Time passes, perhaps weeks, perhaps months. And then some strange stories started to reach Herod, rumors coming not just from the common people so susceptible to superstition but from the synagogue leaders and the tax collectors. They said there was a man going throughout Galilee teaching. And ordinary people loved to listen to him teach, yet he perplexed even the scholars of the Law. And they also told darker tales, that this man had confronted demons, and that his words had returned terrifically possessed demoniacs to their right minds. There was power in the words this man spoke. People had all sorts of theories about this man. Some people said he was Elijah finally returned to earth, some others said that the man was possessed by Beelzebub, some others said that God must have raised up a prophet like the prophets of old. But read what verse 16 says: “When Herod heard of it, he said ‘John, whom I beheaded, has been raised”. John, whom I beheaded, he has been raised.

For Herod, there can be only one explanation. The man he had unjustly executed in an attempt to hold together his life as it threatened to fly apart under the force of sin, that man had returned to life. Herod believed, he firmly believed that John had passed through the waters of death only to be raised back into life. And I return to my earlier question with yet more urgency: What had John the Baptizer said to Herod? What had he said in that dark prison that had Herod convinced that death could not hold him? Had John talked to Herod about the Kingdom of God, was that what was so perplexing for Herod, the testimony that it is God’s passion that the world be organized for the good of the last and the least? John surely had talked about the Kingdom of God, because announcing that the Kingdom had drawn near was the purpose of his life. Did John talk to Herod about repentance, was that what Herod had so enjoyed hearing about, the testimony that it is possible to turn around and live a new life not bound by past mistakes? John surely had talked about repentance, for his was a message of new beginnings, a call to live differently because the new age had dawned. Did John offer Herod baptism?

Whatever had passed between them, this much is clear, Herod became deeply convinced that the power he wielded as an unrighteous king, the power to deal death, he became convinced that that power was not the greatest power in the world. There is another power that Herod glimpsed in John, the power of life and light and truth, a power born of repentance and sealed in baptism and strengthened by faith. Herod glimpsed the power of God in John the Baptizer and he knew that it was too great to be swallowed by death for long. For this reason he believed that the man everyone was talking about who was teaching and casting out demons in Galilee must have been John.

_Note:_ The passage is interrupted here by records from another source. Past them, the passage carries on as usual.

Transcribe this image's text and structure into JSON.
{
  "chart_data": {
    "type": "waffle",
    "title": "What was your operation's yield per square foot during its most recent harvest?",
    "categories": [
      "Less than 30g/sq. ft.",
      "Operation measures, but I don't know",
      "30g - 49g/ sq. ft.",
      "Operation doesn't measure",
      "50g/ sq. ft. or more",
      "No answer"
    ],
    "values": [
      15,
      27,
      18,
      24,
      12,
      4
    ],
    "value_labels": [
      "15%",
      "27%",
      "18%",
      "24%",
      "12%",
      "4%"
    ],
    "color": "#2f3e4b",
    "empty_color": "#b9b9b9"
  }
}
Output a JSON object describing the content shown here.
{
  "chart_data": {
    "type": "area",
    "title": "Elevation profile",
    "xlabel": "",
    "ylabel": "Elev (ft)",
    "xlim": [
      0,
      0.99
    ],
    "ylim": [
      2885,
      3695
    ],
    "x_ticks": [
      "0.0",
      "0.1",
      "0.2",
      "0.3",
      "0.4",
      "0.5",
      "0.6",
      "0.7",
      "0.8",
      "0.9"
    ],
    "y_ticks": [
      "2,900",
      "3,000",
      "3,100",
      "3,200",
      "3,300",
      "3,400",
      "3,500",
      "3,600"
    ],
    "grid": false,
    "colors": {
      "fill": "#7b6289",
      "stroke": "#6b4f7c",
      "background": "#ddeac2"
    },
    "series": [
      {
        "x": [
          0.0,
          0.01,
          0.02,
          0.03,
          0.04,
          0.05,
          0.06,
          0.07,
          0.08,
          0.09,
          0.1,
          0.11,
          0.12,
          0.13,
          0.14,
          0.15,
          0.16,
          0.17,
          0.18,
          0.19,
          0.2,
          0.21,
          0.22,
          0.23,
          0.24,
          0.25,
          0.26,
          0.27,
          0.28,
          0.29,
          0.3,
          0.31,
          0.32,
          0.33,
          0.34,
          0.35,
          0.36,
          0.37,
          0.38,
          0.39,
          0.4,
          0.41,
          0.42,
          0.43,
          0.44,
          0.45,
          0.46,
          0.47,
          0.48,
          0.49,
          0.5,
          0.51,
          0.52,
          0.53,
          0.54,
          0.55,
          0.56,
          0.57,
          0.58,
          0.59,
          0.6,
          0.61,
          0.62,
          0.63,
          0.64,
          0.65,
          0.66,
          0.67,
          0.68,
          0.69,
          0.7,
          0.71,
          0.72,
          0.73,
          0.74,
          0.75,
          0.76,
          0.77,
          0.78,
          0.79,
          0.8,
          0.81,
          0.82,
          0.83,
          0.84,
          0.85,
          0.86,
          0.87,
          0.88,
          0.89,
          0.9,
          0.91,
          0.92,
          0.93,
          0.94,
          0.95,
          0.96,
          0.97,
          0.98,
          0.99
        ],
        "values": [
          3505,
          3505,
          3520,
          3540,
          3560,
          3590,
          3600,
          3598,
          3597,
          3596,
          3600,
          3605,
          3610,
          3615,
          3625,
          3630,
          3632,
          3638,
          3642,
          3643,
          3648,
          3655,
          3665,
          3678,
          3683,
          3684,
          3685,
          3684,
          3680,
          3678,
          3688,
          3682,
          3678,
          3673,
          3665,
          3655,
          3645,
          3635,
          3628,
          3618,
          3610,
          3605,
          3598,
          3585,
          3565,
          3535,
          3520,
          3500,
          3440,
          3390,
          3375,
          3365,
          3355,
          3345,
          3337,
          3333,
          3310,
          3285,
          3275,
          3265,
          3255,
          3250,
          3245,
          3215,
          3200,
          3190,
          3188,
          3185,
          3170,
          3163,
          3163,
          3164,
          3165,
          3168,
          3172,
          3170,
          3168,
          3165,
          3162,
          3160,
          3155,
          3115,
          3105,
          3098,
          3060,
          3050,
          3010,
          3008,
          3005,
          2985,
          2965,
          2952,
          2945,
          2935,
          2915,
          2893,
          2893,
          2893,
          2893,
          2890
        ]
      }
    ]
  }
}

Of course, the final irony of this story shot through with odd twists is that King Herod is wrong, John had not come back from the dead. But Herod’s testimony is so wrong, it’s right. It is so wrong it’s right because the man who was travelling through Galilee teaching and healing was not John the Baptizer come back to life, but Jesus Christ whom John had been preparing the world to receive. Herod seems to have learned something fundamental about God. And in his belief that John must have come back from death, he became a kind of proto-evangelist, announcing the resurrection even as Jesus was alive. John was a faithful witness to the Word, shining the light of the good news of the Kingdom of God into the life of an adulterous and murderous king who did not even respect the bonds of family. And through John’s words and through his example he showed Herod that while sin leads only and ever into deeper and darker sins, doing what is right even though it is frightening, especially when it has costly, doing what is right has the power to create new life where there had been only a spiral into death before. So if you encounter a time in life when you must choose between what is easy and what is right, say a prayer for John the Baptizer. Then do what’s right.